Objectives: Mariner 8, successor to Mariner 3 (1964), re-enters Earth's atmosphere shortly after launch as a result of launch problems. The probe falls into the Atlantic Ocean, 560 km north of Puerto Rico. Its mission was to orbit Mars and return images.

Mars-69 521 and 522


(Credit: NASA)

Launch: March 27 and April 2, 1969

Objectives: Mars-69 521 and 522 are two Soviet orbiters which, upon reaching Mars, would deploy a landing unit to the planet's surface to photograph its environment. Unfortunately, both probes explode at launch, within a month of each other. This is the first attempt by the Soviets at using proton rockets.

Mariner 6 and 7


These pictures of Mars were taken by Mariner 7 in 1969 on approach to the Red Planet. The circular feature in the upper-centre of the sphere is a 25-km high volcano. In 1969, it was believed that it was a meteorite impact crater. (Credit: NASA)

Mariner 6

Mariner 6 (Credit: NASA)

Launch: February 24 and March 27, 1969

Objectives: Mariner 6 and 7 are NASA's second twin Mariner probes.

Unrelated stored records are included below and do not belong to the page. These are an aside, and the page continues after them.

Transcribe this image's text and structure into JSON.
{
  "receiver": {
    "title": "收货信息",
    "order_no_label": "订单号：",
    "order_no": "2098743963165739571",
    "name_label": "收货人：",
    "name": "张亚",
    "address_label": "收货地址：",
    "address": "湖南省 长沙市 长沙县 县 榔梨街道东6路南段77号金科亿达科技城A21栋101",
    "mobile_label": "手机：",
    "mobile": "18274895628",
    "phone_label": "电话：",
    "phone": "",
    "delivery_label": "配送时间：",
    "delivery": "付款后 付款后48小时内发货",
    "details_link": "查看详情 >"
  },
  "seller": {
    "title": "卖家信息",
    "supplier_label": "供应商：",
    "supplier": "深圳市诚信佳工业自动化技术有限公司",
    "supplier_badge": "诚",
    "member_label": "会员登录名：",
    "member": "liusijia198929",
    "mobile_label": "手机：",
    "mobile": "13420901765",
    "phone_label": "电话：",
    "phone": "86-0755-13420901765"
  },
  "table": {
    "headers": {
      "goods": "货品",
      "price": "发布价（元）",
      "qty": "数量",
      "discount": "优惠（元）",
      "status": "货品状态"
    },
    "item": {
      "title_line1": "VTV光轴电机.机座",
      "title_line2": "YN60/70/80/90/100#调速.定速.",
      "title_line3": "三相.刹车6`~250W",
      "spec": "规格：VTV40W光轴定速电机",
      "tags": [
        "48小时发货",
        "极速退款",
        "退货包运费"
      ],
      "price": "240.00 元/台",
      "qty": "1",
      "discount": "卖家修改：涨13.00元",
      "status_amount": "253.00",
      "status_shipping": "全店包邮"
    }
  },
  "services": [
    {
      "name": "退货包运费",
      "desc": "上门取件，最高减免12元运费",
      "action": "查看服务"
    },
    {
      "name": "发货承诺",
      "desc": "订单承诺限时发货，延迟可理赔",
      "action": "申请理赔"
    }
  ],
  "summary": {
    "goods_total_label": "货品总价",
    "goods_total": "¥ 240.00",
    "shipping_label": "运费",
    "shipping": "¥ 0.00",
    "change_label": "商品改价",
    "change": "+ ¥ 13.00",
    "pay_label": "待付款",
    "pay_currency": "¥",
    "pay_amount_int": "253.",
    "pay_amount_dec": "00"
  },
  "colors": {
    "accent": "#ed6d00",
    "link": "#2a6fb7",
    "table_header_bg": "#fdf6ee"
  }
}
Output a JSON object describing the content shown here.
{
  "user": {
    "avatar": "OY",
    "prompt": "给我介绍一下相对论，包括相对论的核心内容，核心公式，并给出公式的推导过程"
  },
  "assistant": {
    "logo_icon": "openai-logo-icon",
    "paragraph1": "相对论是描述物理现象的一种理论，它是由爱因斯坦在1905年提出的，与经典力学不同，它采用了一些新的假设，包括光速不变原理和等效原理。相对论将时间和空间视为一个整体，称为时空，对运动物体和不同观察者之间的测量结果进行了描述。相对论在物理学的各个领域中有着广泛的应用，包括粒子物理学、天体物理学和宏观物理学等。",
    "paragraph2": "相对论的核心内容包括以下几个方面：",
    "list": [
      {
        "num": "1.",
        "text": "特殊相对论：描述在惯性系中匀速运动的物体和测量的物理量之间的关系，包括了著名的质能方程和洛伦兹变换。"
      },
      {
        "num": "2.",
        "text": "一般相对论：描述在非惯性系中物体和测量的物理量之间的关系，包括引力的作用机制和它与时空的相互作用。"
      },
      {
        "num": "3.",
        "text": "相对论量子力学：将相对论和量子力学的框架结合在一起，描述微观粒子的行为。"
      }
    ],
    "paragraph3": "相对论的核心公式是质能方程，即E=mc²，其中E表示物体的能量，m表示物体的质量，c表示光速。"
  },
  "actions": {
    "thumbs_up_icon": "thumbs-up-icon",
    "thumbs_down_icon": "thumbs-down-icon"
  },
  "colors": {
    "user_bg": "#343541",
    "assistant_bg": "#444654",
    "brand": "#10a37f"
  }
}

These missions make it possible to examine the components of the Martian atmosphere and determine research parameters for extraterrestrial life. Mariner 6 and 7 return hundreds of images of Mars, including images of canals that for a long time were thought to have been developed by extraterrestrials. The new images from Mariner 6 and 7 show that these are natural geological structures.

Zond 2

Launch: November 30, 1964

Objectives: Zond 2 is a Soviet orbiter with a variety of scientific instruments. After its launch, two solar panels fail to function. Although the setback does not put an end to the mission, problems persist for the probe: at mid-mission, communication is lost. Zond 2 continues its course after having flown by Mars.

Mariner 4


First close-up image of Mars, taken by Mariner 4. (Credit: NASA)


(Credit: NASA)

Launch: November 28, 1964

Objectives: On July 14, 1965, Mariner 4 succeeds in photographing Mars, returning the first close-up image of another planet. A total of 21 images are returned to Earth. The probe then studies Mars's cosmic environment. The Mariner 4 mission is terminated in 1967 because of damage resulting from a micro-meteor shower.

Mariner 3

Launch: November 5, 1964

Objectives: The United States joins the race to Mars with Mariner 3. The probe is one of a series of spacecraft intended to fly by the Red Planet, photograph it and study its environment. A malfunction at launch prevents the probe from separating from the launch vehicle and Mariner 3 cannot be put into its trajectory to Mars.

Sputnik 24

Launch: November 4, 1962

Objectives: The ambitious Sputnik 24 is the first lander ever designed. But the USSR's attempt to manoeuvre it onto the proper trajectory fails and the spacecraft is lost. The Ballistics Missile Early Warning System in the U.S. identifies spacecraft debris in the Earth's atmosphere.

Mars 1

Launch: November 1, 1962

Objectives: The mission of the Russian probe Mars 1 is to fly by the Red Planet to capture images of its surface and transmit data on its atmospheric structure and cosmic rays. Halfway through the journey, communication with Mars 1 is lost. The probe now orbits the Sun.

Sputnik 22

Launch: October 24, 1962

Objectives: Sputnik 22, launched during the Cuban missile crisis, causes some concern in the U.S. The probe, intended to fly by the Red Planet and capture images of it, explodes as it goes into Earth orbit. Debris from the spacecraft remains in Earth orbit for a few days and decays in the atmosphere.

Marsnik 2

Launch: October 10, 1960

Objectives: Marsnik 2 is launched four days after its twin and is just as secret a mission. But the probe disintegrates as it leaves Earth's atmosphere.

Marsnik 1


(Credit: NASA)

Launch: October 10, 1960

Objectives: The launch of Marsnik 1 takes the whole world by surprise, especially the United States. The space probe, secretly launched by the USSR, is designed to investigate interplanetary space and the long-term effects of a long voyage on spacecraft instruments.